Sample size and statistical methods

The sample size calculation was based on a two-sided test of significance at α < 0.05, 80% power, a difference in mean change in body weight between groups of 2.8 pounds and standard deviation of weight change = 10.7 pounds [32], and an allocation rate of 2 (intervention):1 (comparison). Since we anticipated 30% attrition and 15% pregnancy [51] occurrence during the study, we will oversampled up to 525 women to reach 290 the final sample size. For data missing either at completely random or at random, we will use the Mplus modeling package to impute data by implementing the full information maximum likelihood algorithm. We will perform intention to treat analysis. Also, we will use appropriate statistical tests (e.g., t-test and analysis of covariance model for continuous variables and chi-squared test for categorical variables) to confirm the success of randomization. To assess 2 hypotheses at 3 months post intervention, a general linear model will be used covarying mean centered baseline measures, including a treatment condition dummy variable as well as covariates.

Discussion

WIC has a strong interest in obesity prevention. Thus, this study's findings should be of interest to a broad audience of policy makers and could lead to a variety of dissemination initiatives. Based on the results of this study, the research team and WIC will conduct a series of activities aimed at sharing the findings and collaboratively interpreting and translating the findings into their usual practice and a set of policy recommendations. Assuming effectiveness, the research team will work with WIC to refine the MIM components. This may include refining elements and revising content of the MIM DVDs and the PSGT training manuals, and other materials as needed then turn over to WIC for implementation. Being aware that recruiting mothers into this type of program is a challenge, we will work with community and peer advisory groups to create a culturally-sensitive recruitment DVD and flyers/pamphlets and postcards/subscription system to encourage African American and white overweight or obese mothers to enroll in the MIM. To meet the ultimate translational goals, we will initially target WIC at state/district level. We will also consider targeting more clinically oriented programs that serve this audience (e.g., pediatric and OB/GYN offices) and to other settings (e.g., Community Health Centers, churches, and Head Start). We will offer trainings via interactive internet technology (webinars) to representatives from WIC and others at the state/district level. The webinars will be videotaped for those who cannot participate. We will use a “train the trainer” model to organize the training conference, thus representatives would complete training of the PSGT protocol and implementation of the MIM DVDs. They would then be charged to train the others at their state/district. Additionally, a set of recommendations for effective dissemination and implementation of the MIM will be distributed via print, Web, and other channels.

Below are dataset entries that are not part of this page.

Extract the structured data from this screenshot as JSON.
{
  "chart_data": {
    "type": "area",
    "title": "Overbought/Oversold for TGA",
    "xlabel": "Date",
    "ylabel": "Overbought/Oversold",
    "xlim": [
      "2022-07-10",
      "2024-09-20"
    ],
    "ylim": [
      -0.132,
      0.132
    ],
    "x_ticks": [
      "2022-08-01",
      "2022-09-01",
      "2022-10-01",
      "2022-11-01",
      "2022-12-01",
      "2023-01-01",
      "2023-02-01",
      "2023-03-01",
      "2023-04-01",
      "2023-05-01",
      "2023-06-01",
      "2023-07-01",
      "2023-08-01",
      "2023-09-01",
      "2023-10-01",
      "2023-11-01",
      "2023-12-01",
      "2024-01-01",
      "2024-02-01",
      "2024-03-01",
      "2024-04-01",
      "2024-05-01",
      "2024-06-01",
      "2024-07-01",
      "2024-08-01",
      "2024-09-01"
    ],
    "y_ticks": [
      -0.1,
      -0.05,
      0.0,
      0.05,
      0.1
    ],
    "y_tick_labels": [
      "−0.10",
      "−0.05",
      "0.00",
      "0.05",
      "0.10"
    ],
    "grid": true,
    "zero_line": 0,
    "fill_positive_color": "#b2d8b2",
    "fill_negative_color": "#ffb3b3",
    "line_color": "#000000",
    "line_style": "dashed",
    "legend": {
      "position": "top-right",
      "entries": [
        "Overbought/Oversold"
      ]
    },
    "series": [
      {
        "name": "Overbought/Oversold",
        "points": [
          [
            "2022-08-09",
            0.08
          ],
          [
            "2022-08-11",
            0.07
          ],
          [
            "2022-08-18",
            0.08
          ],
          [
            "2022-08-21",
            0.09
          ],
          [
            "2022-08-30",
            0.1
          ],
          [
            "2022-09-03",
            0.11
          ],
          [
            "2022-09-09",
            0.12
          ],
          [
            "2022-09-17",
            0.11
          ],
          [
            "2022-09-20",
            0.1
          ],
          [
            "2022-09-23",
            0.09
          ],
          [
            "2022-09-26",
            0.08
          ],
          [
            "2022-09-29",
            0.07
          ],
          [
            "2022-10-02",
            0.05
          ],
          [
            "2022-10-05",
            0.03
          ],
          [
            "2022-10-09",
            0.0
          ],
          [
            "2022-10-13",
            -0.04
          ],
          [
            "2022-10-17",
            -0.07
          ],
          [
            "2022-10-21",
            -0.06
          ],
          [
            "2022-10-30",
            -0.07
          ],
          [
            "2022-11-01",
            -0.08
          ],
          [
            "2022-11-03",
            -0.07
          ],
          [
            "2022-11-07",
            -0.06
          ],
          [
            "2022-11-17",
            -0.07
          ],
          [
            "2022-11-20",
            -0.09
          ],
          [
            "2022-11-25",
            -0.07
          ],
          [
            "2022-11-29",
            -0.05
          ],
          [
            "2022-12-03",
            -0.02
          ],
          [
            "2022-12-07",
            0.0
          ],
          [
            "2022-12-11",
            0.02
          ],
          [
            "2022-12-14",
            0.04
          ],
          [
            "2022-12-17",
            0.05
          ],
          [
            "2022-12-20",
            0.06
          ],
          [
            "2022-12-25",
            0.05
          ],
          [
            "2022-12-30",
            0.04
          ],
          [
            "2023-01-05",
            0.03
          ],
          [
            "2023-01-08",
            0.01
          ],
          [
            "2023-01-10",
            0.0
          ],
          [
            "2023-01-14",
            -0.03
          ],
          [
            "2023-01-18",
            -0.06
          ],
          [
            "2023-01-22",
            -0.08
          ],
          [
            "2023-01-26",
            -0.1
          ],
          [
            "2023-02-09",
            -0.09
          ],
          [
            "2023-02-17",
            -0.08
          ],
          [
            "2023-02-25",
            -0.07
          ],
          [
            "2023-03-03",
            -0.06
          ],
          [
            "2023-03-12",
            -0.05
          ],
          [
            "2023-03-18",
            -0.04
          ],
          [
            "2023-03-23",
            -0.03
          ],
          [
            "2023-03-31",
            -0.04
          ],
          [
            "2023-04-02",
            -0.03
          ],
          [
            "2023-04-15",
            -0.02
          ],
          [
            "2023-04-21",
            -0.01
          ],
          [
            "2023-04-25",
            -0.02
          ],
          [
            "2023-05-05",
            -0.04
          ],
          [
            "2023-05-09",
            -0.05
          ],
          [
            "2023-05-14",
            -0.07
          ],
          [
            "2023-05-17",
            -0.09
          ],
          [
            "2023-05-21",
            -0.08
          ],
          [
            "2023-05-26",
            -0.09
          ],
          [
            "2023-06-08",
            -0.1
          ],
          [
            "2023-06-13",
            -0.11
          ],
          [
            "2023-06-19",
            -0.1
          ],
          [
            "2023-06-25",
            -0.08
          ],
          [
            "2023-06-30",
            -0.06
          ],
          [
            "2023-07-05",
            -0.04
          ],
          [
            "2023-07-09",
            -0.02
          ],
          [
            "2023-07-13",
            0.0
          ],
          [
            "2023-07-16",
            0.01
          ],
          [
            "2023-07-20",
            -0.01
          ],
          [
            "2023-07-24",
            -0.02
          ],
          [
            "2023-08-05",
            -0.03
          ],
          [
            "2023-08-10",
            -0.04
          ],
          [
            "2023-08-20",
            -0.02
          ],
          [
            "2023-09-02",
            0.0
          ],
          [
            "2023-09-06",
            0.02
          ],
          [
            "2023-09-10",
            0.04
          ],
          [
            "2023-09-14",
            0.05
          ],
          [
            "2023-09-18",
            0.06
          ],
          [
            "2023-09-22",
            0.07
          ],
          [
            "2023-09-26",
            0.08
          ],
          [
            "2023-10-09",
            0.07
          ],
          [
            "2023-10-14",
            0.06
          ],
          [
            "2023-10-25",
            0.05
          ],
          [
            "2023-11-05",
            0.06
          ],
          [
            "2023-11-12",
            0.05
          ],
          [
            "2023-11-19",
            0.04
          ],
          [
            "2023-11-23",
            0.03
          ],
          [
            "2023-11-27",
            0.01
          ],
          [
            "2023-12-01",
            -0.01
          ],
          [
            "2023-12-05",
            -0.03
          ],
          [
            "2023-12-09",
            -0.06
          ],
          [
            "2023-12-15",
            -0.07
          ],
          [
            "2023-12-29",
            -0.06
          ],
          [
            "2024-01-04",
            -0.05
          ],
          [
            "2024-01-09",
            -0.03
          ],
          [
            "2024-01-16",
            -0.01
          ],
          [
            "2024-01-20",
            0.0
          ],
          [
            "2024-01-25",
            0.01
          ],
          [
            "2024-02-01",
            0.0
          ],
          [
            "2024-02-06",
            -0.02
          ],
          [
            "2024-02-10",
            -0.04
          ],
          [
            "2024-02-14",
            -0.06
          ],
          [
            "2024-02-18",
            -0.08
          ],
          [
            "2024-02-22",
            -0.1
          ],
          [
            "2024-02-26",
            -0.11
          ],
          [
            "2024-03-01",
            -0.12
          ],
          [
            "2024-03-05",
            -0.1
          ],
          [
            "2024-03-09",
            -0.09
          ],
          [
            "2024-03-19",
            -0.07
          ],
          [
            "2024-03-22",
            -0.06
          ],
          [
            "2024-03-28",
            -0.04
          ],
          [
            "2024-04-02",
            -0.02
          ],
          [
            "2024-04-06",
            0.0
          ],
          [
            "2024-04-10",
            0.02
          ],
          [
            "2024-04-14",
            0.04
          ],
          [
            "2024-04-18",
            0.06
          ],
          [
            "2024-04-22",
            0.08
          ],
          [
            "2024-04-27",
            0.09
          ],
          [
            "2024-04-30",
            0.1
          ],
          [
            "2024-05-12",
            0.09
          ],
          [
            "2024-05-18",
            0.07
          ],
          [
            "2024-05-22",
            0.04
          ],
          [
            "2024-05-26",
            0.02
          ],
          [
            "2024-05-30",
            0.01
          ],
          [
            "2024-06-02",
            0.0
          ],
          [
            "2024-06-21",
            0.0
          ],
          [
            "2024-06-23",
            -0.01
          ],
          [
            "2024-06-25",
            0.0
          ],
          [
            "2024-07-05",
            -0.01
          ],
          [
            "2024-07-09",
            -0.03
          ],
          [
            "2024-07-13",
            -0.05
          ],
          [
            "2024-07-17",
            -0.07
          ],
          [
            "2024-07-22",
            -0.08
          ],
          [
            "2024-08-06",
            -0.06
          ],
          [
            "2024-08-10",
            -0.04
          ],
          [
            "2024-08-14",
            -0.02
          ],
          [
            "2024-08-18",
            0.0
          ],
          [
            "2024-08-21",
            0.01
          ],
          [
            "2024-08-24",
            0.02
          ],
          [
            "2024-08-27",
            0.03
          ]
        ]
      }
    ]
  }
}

If MIM shows effectiveness, as we anticipate it will, it will have a favorable impact on public health and community programs. The DVDs and PSGTs will be disseminated in WIC, Extension, clinical practice (e.g., OB/GYN and pediatric offices), and other settings (e.g., Community Health Centers, churches, and Head Start) that promote healthy lifestyles for similar target audiences to make a broad contribution to the prevention of weight gain in low-income mothers. Also, the intervention’s methodology can be adapted by researchers and community stakeholders to help other low-income populations (e.g., Hispanic and Asian) prevent weight gain. We also anticipate a concomitant benefit on childhood obesity because promotion of mothers’ healthy lifestyles can help their young children establish healthy eating behaviors and physical activity, which are major factors in preventing childhood obesity.